6 Nick Cave & The Bad Seeds
STRAIGHT TO YOU
From the Bad Seeds album, Henry’s Dream (April 1992)
Love in the face of apocalypse! Towers of ivory crumble, swallows sharpen beaks and Mick Harvey provides a Dylanesque organ riff…
MARC RILEY (6 Music DJ and former Fall member): “I remember the first time I saw Nick with The Birthday Party, at Rafters in Manchester in November 1981. He’d said in an interview that Fun House by The Stooges and Slates by The Fall – the band I was in at the time – had kept him sane in Australia, so a few of us went to see them. It was a pretty wild set, which culminated with Nick unscrewing a presumably red-hot lamp from above the stage and throwing it into the crowd. It whizzed past my ear and shattered on [Fall bassist] Steve Hanley’s shoulder. We played with them quite a few times and they were always eventful.
“One of the great things about Nick is how he’s managed to age with dignity. He grew up loving Iggy and Leonard Cohen – and as time passed he was less the former and more the latter, writing some of the most beautiful songs of the last 20 years. At his best, his songwriting is equal to Cohen. And ‘Straight To You’ is a brilliant example of that. It sounds like a classic Cohen song.
“I once introduced Nick and the Bad Seeds at a bash to celebrate John Peel’s 40 years in broadcasting with the words ‘…and if he does “Into My Arms”, prepare to see a grown man cry’. Now he has Grinderman as an outlet for his reckless side, I suppose Nick proves you can have your cake and eat it. I also think he’s currently the world’s best frontman…”
5 The Birthday Party
RELEASE THE BATS
Birthday Party single, August 1981
First conceived as a jokey filler, this went on to become an early live favourite. The tongue-in-cheek sentiment was largely lost on legions of Goths, who made it a dancefloor staple.
NICK LAUNAY (Birthday Party/Bad Seeds producer): “This was one of the first songs I ever produced, when I was 20 years old. I got a call from their record company, 4AD in London, and they asked if I wanted to work with The Birthday Party.

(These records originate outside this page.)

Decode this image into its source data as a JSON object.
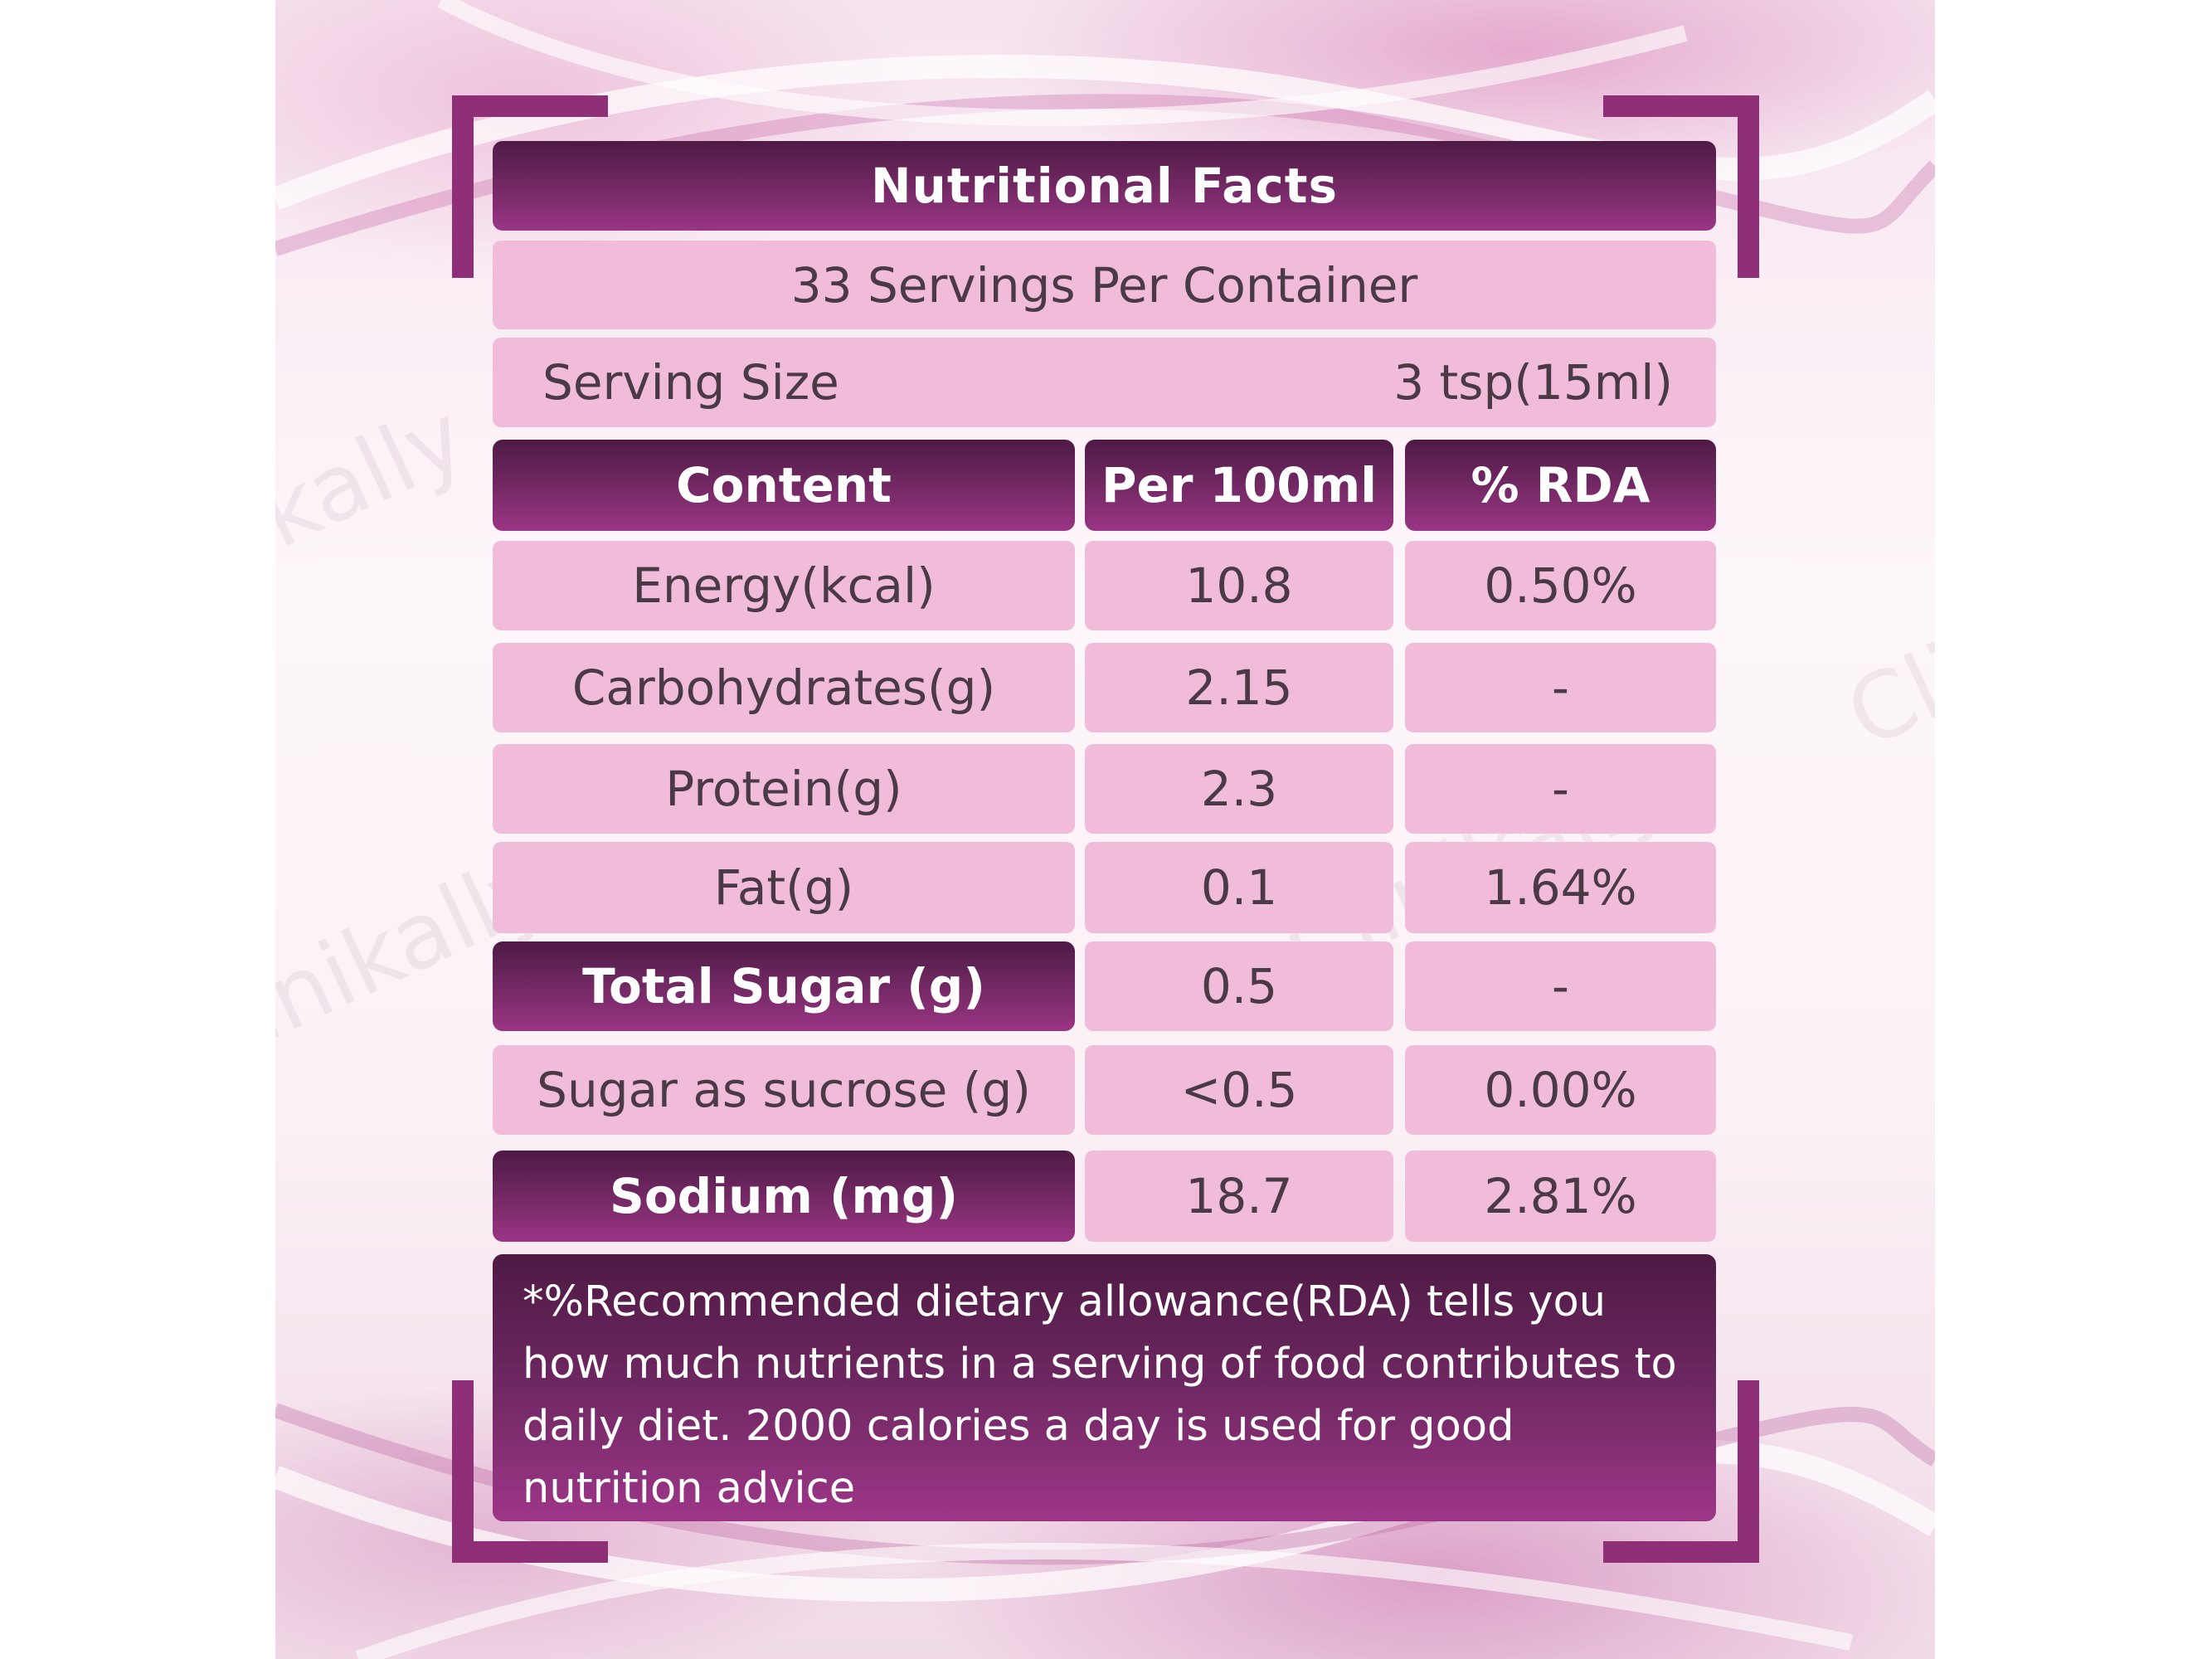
{
  "title": "Nutritional Facts",
  "servings_per_container": "33 Servings Per Container",
  "serving_size": {
    "label": "Serving Size",
    "value": "3 tsp(15ml)"
  },
  "table": {
    "headers": [
      "Content",
      "Per 100ml",
      "% RDA"
    ],
    "rows": [
      {
        "content": "Energy(kcal)",
        "per100": "10.8",
        "rda": "0.50%",
        "highlight": false
      },
      {
        "content": "Carbohydrates(g)",
        "per100": "2.15",
        "rda": "-",
        "highlight": false
      },
      {
        "content": "Protein(g)",
        "per100": "2.3",
        "rda": "-",
        "highlight": false
      },
      {
        "content": "Fat(g)",
        "per100": "0.1",
        "rda": "1.64%",
        "highlight": false
      },
      {
        "content": "Total Sugar (g)",
        "per100": "0.5",
        "rda": "-",
        "highlight": true
      },
      {
        "content": "Sugar as sucrose (g)",
        "per100": "<0.5",
        "rda": "0.00%",
        "highlight": false
      },
      {
        "content": "Sodium (mg)",
        "per100": "18.7",
        "rda": "2.81%",
        "highlight": true
      }
    ]
  },
  "footnote": "*%Recommended dietary allowance(RDA) tells you how much nutrients in a serving of food contributes to daily diet. 2000 calories a day is used for good nutrition advice",
  "watermark": "Clinikally",
  "colors": {
    "dark_purple": "#6e2760",
    "light_pink": "#f1bcd9",
    "bracket": "#8e2f78"
  }
}
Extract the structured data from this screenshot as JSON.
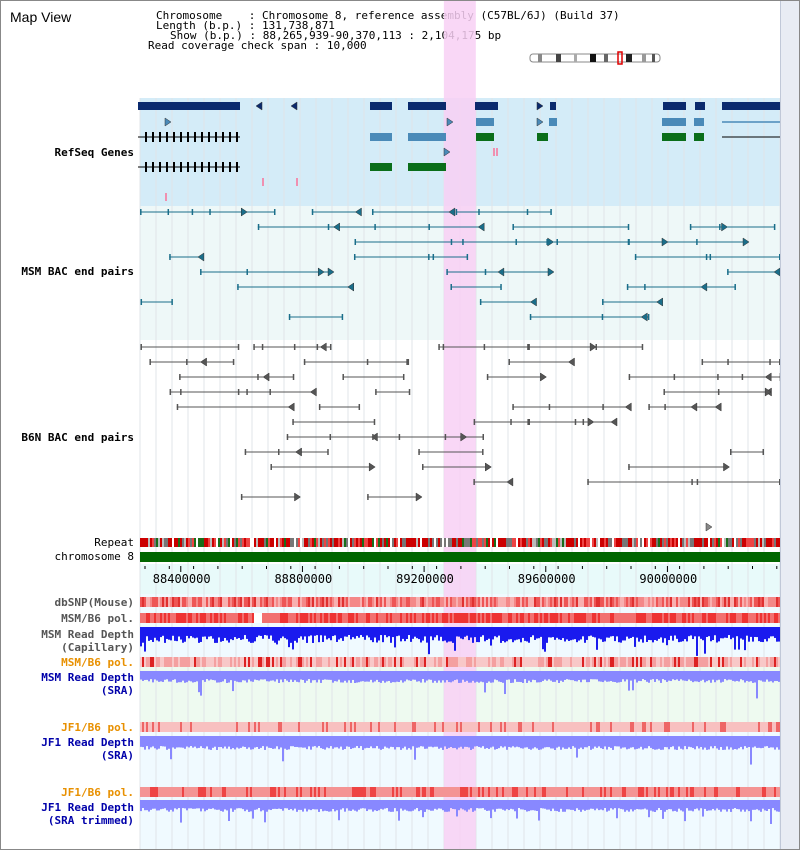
{
  "view_title": "Map View",
  "info": {
    "chromosome_label": "Chromosome",
    "chromosome_value": "Chromosome 8, reference assembly (C57BL/6J) (Build 37)",
    "length_label": "Length (b.p.)",
    "length_value": "131,738,871",
    "show_label": "Show (b.p.)",
    "show_value": "88,265,939-90,370,113 : 2,104,175 bp",
    "span_label": "Read coverage check span",
    "span_value": "10,000"
  },
  "tracks": {
    "refseq": {
      "label": "RefSeq Genes",
      "color": "#0000aa"
    },
    "msm_bac": {
      "label": "MSM BAC end pairs",
      "color": "#006688"
    },
    "b6n_bac": {
      "label": "B6N BAC end pairs",
      "color": "#555555"
    },
    "repeat": {
      "label": "Repeat"
    },
    "chromosome": {
      "label": "chromosome 8"
    },
    "dbsnp": {
      "label": "dbSNP(Mouse)"
    },
    "msm_b6_pol_1": {
      "label": "MSM/B6 pol."
    },
    "msm_depth_cap": {
      "label": "MSM Read Depth",
      "sublabel": "(Capillary)"
    },
    "msm_b6_pol_2": {
      "label": "MSM/B6 pol."
    },
    "msm_depth_sra": {
      "label": "MSM Read Depth",
      "sublabel": "(SRA)"
    },
    "jf1_b6_pol_1": {
      "label": "JF1/B6 pol."
    },
    "jf1_depth_sra": {
      "label": "JF1 Read Depth",
      "sublabel": "(SRA)"
    },
    "jf1_b6_pol_2": {
      "label": "JF1/B6 pol."
    },
    "jf1_depth_trim": {
      "label": "JF1 Read Depth",
      "sublabel": "(SRA trimmed)"
    }
  },
  "axis": {
    "ticks": [
      "88400000",
      "88800000",
      "89200000",
      "89600000",
      "90000000"
    ],
    "tick_positions_bp": [
      88400000,
      88800000,
      89200000,
      89600000,
      90000000
    ],
    "start_bp": 88265939,
    "end_bp": 90370113
  },
  "highlight": {
    "start_bp": 89265000,
    "end_bp": 89370000
  },
  "colors": {
    "refseq_dark": "#0a2a6e",
    "refseq_mid": "#4a8ab8",
    "refseq_green": "#0a6e1a",
    "msm_line": "#1a6e8a",
    "b6n_line": "#555555",
    "highlight": "#f8d0f4",
    "chromosome_bar": "#006600",
    "depth_capillary": "#1a1aee",
    "depth_sra": "#8888ff",
    "pol_label_orange": "#e89000",
    "depth_label_blue": "#0000aa"
  }
}
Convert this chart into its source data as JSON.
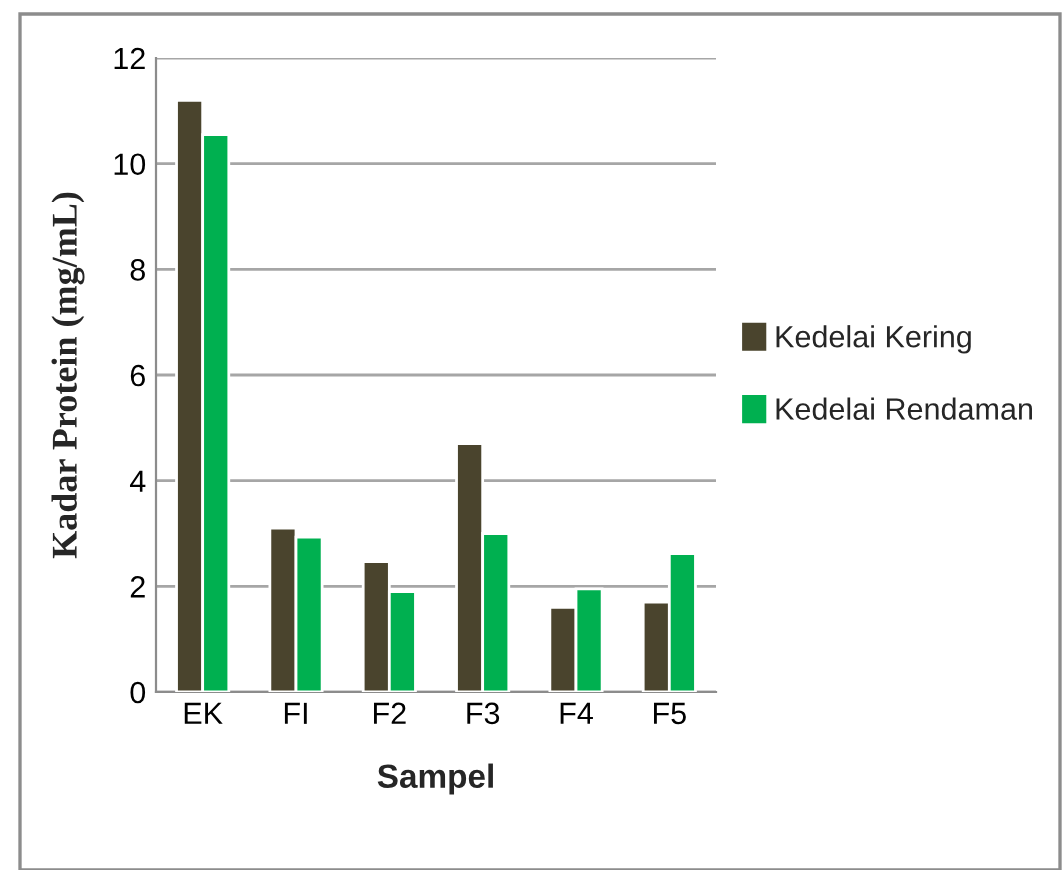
{
  "chart_data": {
    "type": "bar",
    "xlabel": "Sampel",
    "ylabel": "Kadar Protein (mg/mL)",
    "categories": [
      "EK",
      "FI",
      "F2",
      "F3",
      "F4",
      "F5"
    ],
    "series": [
      {
        "name": "Kedelai Kering",
        "color": "#4a442d",
        "values": [
          11.2,
          3.1,
          2.47,
          4.7,
          1.6,
          1.7
        ]
      },
      {
        "name": "Kedelai Rendaman",
        "color": "#00b050",
        "values": [
          10.55,
          2.93,
          1.9,
          3.0,
          1.95,
          2.62
        ]
      }
    ],
    "ylim": [
      0,
      12
    ],
    "yticks": [
      0,
      2,
      4,
      6,
      8,
      10,
      12
    ],
    "grid": "y",
    "legend": "right"
  }
}
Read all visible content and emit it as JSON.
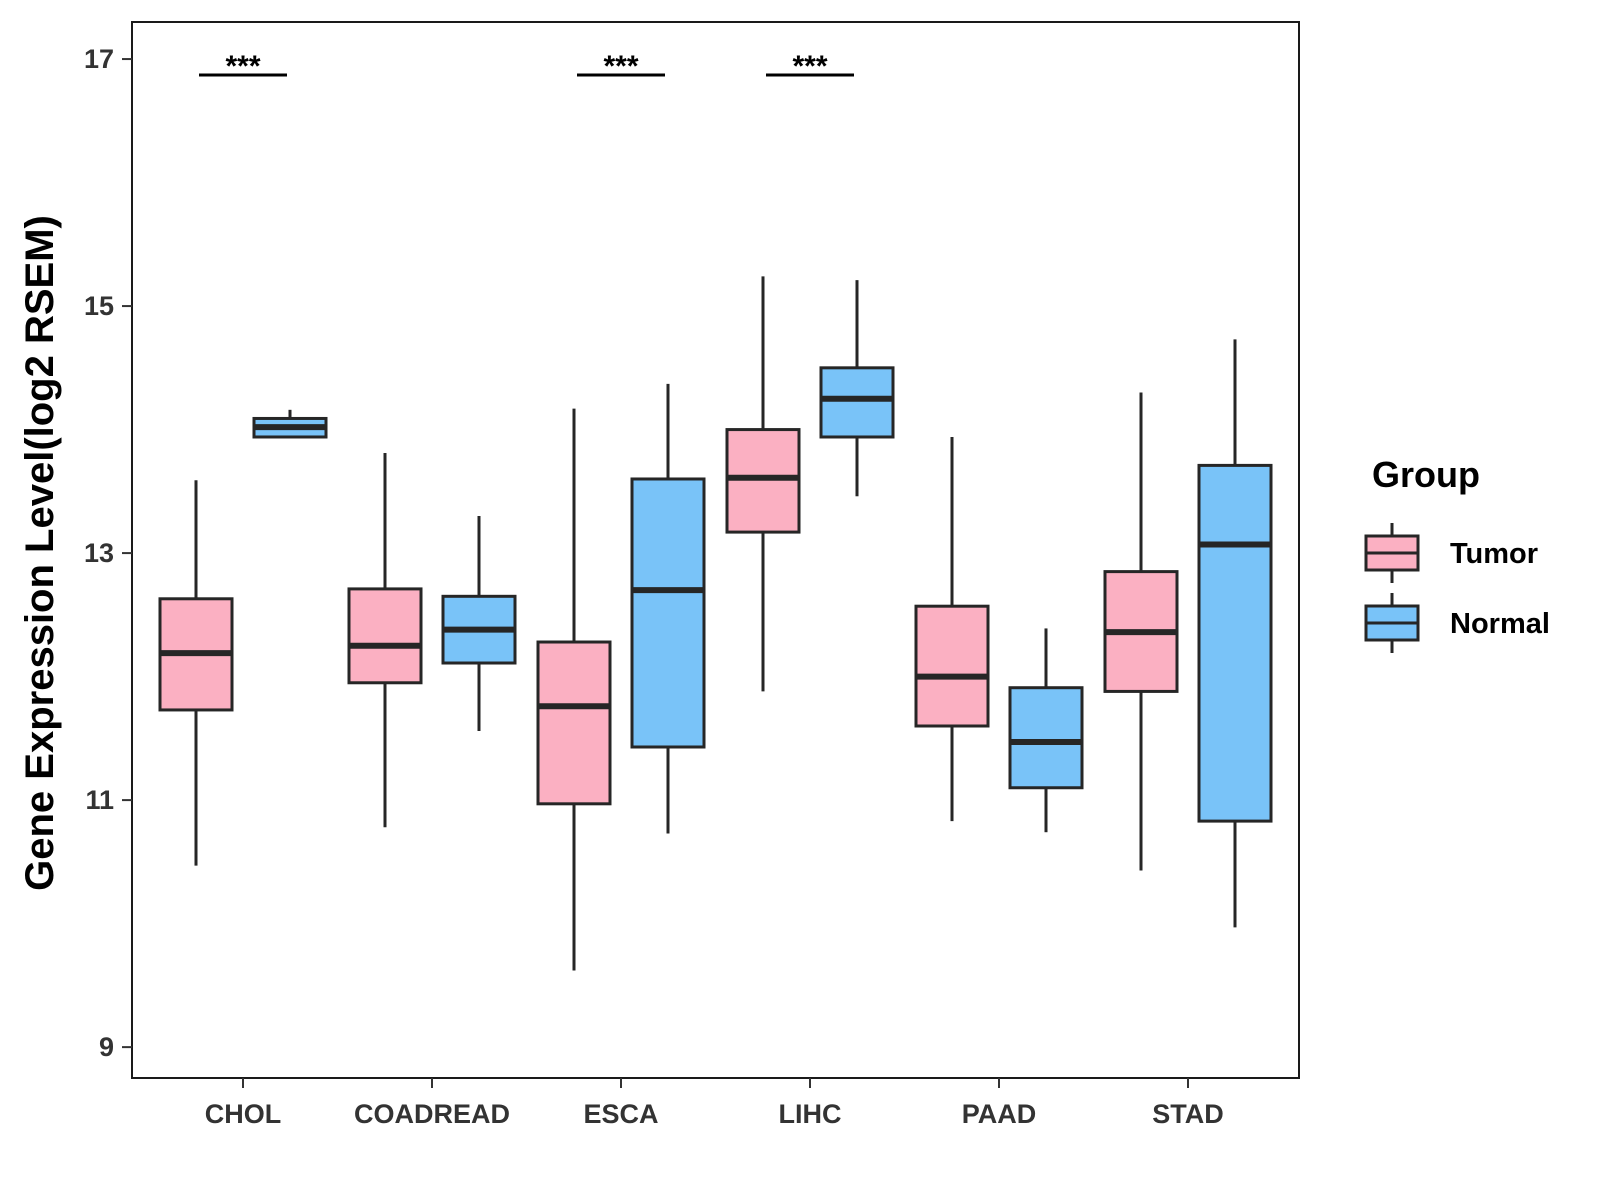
{
  "chart_data": {
    "type": "boxplot",
    "title": "",
    "xlabel": "",
    "ylabel": "Gene Expression Level(log2 RSEM)",
    "ylim": [
      8.75,
      17.3
    ],
    "yticks": [
      9,
      11,
      13,
      15,
      17
    ],
    "categories": [
      "CHOL",
      "COADREAD",
      "ESCA",
      "LIHC",
      "PAAD",
      "STAD"
    ],
    "legend": {
      "title": "Group",
      "position": "right",
      "items": [
        {
          "label": "Tumor",
          "color": "#FBB0C2"
        },
        {
          "label": "Normal",
          "color": "#79C3F8"
        }
      ]
    },
    "series": [
      {
        "name": "Tumor",
        "color": "#FBB0C2",
        "boxes": [
          {
            "category": "CHOL",
            "min": 10.47,
            "q1": 11.73,
            "median": 12.19,
            "q3": 12.63,
            "max": 13.59
          },
          {
            "category": "COADREAD",
            "min": 10.78,
            "q1": 11.95,
            "median": 12.25,
            "q3": 12.71,
            "max": 13.81
          },
          {
            "category": "ESCA",
            "min": 9.62,
            "q1": 10.97,
            "median": 11.76,
            "q3": 12.28,
            "max": 14.17
          },
          {
            "category": "LIHC",
            "min": 11.88,
            "q1": 13.17,
            "median": 13.61,
            "q3": 14.0,
            "max": 15.24
          },
          {
            "category": "PAAD",
            "min": 10.83,
            "q1": 11.6,
            "median": 12.0,
            "q3": 12.57,
            "max": 13.94
          },
          {
            "category": "STAD",
            "min": 10.43,
            "q1": 11.88,
            "median": 12.36,
            "q3": 12.85,
            "max": 14.3
          }
        ]
      },
      {
        "name": "Normal",
        "color": "#79C3F8",
        "boxes": [
          {
            "category": "CHOL",
            "min": 13.94,
            "q1": 13.94,
            "median": 14.02,
            "q3": 14.09,
            "max": 14.16
          },
          {
            "category": "COADREAD",
            "min": 11.56,
            "q1": 12.11,
            "median": 12.38,
            "q3": 12.65,
            "max": 13.3
          },
          {
            "category": "ESCA",
            "min": 10.73,
            "q1": 11.43,
            "median": 12.7,
            "q3": 13.6,
            "max": 14.37
          },
          {
            "category": "LIHC",
            "min": 13.46,
            "q1": 13.94,
            "median": 14.25,
            "q3": 14.5,
            "max": 15.21
          },
          {
            "category": "PAAD",
            "min": 10.74,
            "q1": 11.1,
            "median": 11.47,
            "q3": 11.91,
            "max": 12.39
          },
          {
            "category": "STAD",
            "min": 9.97,
            "q1": 10.83,
            "median": 13.07,
            "q3": 13.71,
            "max": 14.73
          }
        ]
      }
    ],
    "annotations": [
      {
        "category": "CHOL",
        "text": "***"
      },
      {
        "category": "ESCA",
        "text": "***"
      },
      {
        "category": "LIHC",
        "text": "***"
      }
    ]
  }
}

The funny thing about that session was we went into the studio after midnight, because that was the only time we could get cheap studio time. It was done in a recording studio where, during the day, I was a studio assistant working with Phil Collins. It was very odd, it felt like at night I opened the door and all the bats flew in, it all got very dark and angry. We bashed out ‘Release The Bats’ and [B-side] ‘Blast Off!’ in one night and it felt like I was messing with the Devil. I was going to the dark side. They were all on heroin, I think, but I was very innocent of all that because I hadn’t been around it. I just thought they all had attitude. It felt like I was working with vampires, and it has helped me get into gothic nightclubs ever since. That’s another reason it’s one of my favourites.”